Arab Group for the Protection of Nature in partnership with the international Pesticide Action Network Asia Pacific organized a fact-finding mission in the Jordan Valley (Jordan) on 30th April, 2016, to learn about the risks and challenges faced by Jordanian farmers. The mission’s focus was on the village of Damia in the Deir Alla region, which suffers impacts of the Damia Landfill controlled by the Israeli occupation forces on the opposite side of the Jordan River.
APN received a number of calls from residents and farmers in Damia village who are impacted by the landfill, which has led to the emission of foul odors, spread of insects, increased respiratory problems, and damaged crops. Four months ago, occupation forces excavated the 20 year old landfill and spread its contents along a 5-6 kilometer stretch of the border, 1 km wide.The delegation met local farmer Jamal Mesalhah of Damia village, which is situated just 10 meters from the river. He expressed deep fears, pointing out that “the landfill is affecting our health in the short term, but we are more wary of the future impacts.” The waste may contain heavy metals such as lead or zinc, or radioactive materials that may travel with rainfall, adversely affecting nearby water sources, which is another concern of the health of future generations.APN met with farmers who reported that the Israeli occupation forces are aerial spraying toxic pesticides on the opposite side of the border, and that the wind moves this spray into Jordanian territory, destroying the land and agricultural products within vast areas. The delegation found that Israeli companies are exporting toxic and banned pesticides to Jordan.
APN also visited a farmer whose land was damaged by frequent fires started by Israeli occupation forces on the western bank of the river. The huge fires spread into the territory of Jordanian farmers and become difficult to control, causing huge losses to farmers because of crop damage and animal deaths.

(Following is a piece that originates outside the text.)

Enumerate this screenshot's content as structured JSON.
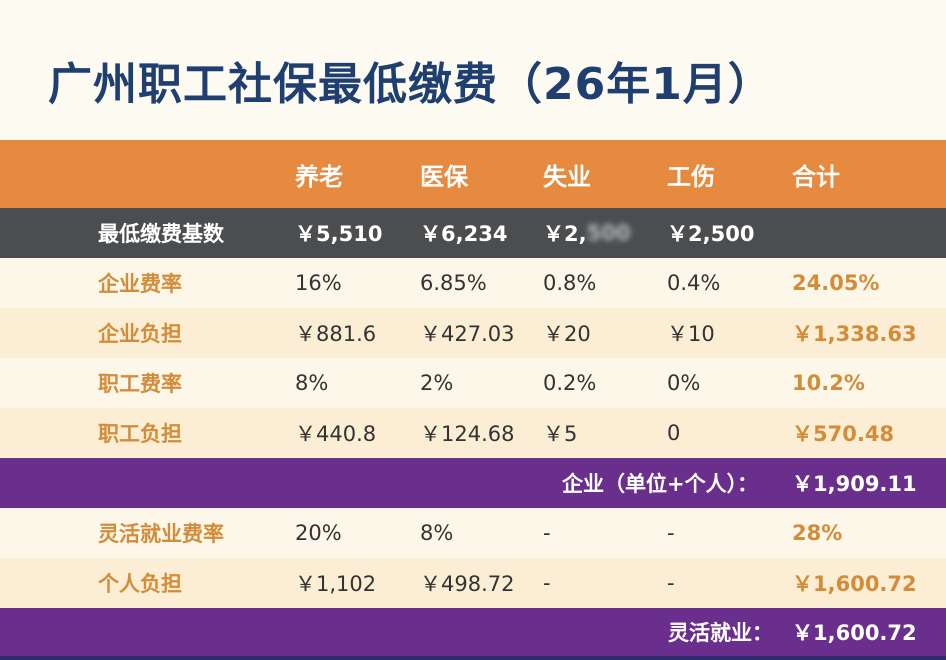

The delegation proposed several recommendations, including the need to study the environmental situation of the Damia landfill and conduct analyses of soil and water; to pressure the Israeli forces to provide access to information on the contents of the existing waste; to pressure Israeli actors to remove the landfill from the border region due to its negative effects on public health, plants, and animal welfare; for the Jordanian government to call on the UN Special Rapporteur on Human Rights Implications of the Environmentally Sound Management and Disposal of Hazardous Substances and Wastes regarding the landfill; and, to communicate with agrochemical companies on their obligations under the Basel Convention and International Code of Conduct on the Distribution and Use of Pesticides to dispose of pesticide containers in an environmentally sound manner.